At the start of the German occupation, Kremenchug had a high number of Jews, who made up 22% of the population of the city in 1939. Most Jews were able to evacuate prior to the German occupation, although around 7,000 remained by the time the city was taken. After the Germans arrived, they robbed identified Jews and began conscripting them for labour while requiring them to wear Yellow badges and have a specific curfew. Sometime in early September, within days of the Germans arriving, the Einsatzkommando 4b entered the city, and they almost instantly began killing Jews on 13 September, shooting 125 during this stage.
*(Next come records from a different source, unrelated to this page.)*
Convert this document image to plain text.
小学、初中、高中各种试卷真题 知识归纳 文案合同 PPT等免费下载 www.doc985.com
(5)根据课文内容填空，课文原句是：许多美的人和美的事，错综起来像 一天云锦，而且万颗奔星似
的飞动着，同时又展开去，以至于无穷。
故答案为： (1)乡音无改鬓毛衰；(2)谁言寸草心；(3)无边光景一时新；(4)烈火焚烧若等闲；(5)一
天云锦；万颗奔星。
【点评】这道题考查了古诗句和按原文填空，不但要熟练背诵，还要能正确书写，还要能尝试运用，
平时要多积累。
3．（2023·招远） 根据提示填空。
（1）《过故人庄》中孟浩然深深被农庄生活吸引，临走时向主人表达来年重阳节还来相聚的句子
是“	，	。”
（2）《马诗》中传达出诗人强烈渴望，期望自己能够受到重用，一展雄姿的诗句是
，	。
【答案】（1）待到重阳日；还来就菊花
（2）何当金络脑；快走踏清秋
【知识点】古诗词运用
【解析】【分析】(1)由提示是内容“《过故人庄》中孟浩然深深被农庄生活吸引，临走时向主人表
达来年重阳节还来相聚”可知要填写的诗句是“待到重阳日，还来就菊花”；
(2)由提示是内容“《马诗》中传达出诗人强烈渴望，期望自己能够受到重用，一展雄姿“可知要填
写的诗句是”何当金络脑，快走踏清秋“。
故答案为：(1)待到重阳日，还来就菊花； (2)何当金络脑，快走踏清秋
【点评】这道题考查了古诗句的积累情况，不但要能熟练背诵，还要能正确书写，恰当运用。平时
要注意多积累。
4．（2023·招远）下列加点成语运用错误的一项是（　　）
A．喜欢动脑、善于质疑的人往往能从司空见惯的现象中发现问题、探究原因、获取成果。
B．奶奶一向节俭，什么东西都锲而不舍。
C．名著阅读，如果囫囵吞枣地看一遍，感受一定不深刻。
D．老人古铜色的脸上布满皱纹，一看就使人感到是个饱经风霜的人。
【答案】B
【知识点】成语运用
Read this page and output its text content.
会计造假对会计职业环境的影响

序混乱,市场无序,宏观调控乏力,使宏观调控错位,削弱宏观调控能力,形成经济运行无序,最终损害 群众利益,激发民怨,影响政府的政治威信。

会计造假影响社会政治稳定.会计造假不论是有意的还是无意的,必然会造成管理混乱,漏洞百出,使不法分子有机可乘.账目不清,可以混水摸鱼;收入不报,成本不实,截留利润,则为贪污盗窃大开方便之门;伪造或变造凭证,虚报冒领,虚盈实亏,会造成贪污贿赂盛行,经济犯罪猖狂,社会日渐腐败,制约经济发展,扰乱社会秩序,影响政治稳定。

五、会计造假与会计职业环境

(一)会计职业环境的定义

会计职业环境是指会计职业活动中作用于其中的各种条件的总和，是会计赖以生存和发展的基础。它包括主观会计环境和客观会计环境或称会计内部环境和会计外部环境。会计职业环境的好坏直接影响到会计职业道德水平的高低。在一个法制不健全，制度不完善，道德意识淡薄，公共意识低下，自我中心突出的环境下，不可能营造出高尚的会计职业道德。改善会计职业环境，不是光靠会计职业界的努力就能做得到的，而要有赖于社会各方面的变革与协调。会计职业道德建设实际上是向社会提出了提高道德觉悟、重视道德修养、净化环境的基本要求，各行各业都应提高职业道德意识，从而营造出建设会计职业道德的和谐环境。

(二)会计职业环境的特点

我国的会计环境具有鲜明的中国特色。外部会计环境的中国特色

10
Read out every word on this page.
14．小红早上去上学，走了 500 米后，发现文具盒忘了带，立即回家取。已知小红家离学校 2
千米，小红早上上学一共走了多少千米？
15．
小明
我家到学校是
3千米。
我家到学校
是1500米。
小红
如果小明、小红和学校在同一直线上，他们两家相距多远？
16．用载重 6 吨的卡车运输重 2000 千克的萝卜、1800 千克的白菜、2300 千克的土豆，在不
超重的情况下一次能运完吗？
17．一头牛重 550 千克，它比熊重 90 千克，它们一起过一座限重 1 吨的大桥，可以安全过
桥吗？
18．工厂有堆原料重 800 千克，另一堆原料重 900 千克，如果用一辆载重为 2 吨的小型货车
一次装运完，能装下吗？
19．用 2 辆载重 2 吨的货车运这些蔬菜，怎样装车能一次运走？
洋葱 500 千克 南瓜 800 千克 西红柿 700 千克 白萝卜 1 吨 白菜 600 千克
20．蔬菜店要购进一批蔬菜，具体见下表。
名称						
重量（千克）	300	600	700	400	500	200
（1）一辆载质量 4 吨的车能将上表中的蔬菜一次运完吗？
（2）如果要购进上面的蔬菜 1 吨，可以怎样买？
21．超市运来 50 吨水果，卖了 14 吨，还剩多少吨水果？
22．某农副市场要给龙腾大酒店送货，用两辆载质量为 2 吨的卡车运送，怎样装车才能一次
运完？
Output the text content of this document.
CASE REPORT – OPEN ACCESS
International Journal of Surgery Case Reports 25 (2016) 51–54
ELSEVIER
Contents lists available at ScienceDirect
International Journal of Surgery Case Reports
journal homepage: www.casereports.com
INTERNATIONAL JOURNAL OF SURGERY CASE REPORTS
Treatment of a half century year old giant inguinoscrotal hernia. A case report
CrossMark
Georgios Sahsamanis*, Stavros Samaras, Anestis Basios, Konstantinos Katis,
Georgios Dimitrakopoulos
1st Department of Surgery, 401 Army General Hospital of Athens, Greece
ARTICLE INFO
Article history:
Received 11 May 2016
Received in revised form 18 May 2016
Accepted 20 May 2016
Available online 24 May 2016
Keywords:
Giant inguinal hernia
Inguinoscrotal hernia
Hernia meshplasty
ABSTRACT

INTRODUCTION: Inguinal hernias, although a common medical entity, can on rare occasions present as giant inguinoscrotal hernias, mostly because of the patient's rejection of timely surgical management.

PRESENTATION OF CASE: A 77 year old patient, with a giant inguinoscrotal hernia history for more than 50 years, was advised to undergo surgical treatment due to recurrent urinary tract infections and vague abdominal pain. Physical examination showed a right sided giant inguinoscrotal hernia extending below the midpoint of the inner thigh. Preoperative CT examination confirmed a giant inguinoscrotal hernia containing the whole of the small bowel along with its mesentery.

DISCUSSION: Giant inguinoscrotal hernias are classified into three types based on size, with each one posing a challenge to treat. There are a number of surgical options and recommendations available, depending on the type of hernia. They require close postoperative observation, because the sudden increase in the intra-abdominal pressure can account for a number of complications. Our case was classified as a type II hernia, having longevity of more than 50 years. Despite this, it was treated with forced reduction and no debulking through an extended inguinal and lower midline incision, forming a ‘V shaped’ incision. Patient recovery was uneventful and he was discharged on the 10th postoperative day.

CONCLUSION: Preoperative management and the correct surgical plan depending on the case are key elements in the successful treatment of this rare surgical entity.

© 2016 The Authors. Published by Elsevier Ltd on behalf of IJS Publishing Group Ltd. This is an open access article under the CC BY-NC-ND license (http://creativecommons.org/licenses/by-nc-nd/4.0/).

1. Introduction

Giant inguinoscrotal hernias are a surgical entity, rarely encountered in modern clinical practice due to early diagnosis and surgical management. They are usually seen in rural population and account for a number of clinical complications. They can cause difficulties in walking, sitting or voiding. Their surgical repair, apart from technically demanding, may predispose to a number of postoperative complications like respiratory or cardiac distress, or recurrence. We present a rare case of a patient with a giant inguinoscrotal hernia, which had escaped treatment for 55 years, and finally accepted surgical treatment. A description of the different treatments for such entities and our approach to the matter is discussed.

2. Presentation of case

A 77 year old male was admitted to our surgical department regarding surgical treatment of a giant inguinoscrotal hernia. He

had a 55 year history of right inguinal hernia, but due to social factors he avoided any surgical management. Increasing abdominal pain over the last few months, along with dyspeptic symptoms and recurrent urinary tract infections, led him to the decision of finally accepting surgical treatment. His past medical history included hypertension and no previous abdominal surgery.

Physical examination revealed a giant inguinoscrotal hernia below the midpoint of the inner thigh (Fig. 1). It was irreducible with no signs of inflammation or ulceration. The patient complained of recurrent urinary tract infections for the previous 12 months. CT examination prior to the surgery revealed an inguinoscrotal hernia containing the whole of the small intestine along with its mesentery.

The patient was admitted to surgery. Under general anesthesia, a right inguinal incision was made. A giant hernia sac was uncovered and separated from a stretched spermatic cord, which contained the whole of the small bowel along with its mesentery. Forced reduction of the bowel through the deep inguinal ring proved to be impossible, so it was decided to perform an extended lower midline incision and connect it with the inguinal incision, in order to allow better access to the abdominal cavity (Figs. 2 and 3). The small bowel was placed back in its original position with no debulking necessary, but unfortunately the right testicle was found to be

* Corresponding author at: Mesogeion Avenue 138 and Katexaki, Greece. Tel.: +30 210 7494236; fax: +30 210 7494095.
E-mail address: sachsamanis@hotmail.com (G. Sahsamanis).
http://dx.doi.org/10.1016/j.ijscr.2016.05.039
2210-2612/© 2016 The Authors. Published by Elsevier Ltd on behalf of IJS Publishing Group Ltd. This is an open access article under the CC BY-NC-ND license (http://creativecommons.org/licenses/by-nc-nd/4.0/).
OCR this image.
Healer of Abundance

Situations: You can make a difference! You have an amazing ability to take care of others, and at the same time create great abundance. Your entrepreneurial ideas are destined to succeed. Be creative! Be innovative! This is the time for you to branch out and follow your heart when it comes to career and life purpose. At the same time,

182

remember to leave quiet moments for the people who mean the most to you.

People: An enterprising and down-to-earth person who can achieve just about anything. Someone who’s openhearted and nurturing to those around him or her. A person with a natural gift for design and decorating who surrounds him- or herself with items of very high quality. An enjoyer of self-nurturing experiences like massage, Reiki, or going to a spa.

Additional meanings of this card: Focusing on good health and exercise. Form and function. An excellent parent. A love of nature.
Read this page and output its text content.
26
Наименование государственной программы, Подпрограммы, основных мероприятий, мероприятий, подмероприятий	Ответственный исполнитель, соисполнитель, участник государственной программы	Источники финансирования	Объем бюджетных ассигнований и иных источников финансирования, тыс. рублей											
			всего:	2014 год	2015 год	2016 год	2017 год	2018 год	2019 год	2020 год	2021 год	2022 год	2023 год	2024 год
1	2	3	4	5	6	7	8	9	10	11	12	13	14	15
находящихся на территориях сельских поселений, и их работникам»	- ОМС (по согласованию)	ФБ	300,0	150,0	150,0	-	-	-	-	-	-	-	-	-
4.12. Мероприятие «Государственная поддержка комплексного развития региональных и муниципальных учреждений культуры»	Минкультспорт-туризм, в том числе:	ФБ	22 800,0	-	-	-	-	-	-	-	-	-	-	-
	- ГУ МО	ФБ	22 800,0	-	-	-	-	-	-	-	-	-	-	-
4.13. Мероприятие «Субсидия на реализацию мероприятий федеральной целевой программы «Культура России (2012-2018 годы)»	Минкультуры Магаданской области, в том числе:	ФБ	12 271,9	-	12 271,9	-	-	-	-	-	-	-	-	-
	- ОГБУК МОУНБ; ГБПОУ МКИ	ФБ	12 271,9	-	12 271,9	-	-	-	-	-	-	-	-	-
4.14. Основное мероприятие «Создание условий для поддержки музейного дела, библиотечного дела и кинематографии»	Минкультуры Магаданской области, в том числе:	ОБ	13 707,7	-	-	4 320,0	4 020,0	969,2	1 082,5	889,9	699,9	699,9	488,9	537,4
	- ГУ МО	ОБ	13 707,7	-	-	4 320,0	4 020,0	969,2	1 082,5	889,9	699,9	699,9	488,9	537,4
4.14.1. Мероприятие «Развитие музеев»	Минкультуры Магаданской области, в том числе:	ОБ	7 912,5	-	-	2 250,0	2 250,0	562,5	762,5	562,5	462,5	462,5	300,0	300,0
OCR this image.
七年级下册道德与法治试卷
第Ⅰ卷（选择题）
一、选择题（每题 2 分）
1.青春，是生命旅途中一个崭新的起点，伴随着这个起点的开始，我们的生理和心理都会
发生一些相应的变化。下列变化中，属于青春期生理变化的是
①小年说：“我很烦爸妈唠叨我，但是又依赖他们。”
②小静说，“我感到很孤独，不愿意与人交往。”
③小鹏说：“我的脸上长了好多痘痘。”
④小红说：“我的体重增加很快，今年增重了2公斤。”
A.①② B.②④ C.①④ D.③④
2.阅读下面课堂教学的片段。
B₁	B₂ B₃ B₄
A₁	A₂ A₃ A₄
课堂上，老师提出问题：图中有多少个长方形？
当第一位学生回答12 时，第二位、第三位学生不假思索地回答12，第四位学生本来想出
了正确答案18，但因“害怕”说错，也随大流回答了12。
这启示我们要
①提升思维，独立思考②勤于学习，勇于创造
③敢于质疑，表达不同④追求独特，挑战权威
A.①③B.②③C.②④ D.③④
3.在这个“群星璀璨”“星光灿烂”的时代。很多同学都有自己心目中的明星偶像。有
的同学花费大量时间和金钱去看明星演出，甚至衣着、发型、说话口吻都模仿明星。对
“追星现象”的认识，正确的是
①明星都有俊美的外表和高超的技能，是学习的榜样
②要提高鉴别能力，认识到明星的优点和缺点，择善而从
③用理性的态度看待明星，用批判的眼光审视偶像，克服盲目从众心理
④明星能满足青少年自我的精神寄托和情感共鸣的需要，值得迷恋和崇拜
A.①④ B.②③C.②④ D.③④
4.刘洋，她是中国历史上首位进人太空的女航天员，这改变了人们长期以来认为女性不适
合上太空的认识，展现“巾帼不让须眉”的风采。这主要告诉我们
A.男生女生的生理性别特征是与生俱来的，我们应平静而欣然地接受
By September, only around 3,500 Jews plus 100 identified as mixed families were still recorded in the city, and those not killed during early September were brought into barracks on the outskirts of the city as a ghetto and left while being forced to surrender all valuables. 700 more Jews were captured and brought to the barracks over the following weeks. Testimonies by Jewish survivors described the conditions as very overcrowded, while historian Dieter Pohl later said it was because the ghetto was never meant to be long-term and was simply a preparatory area for the subsequent massacres.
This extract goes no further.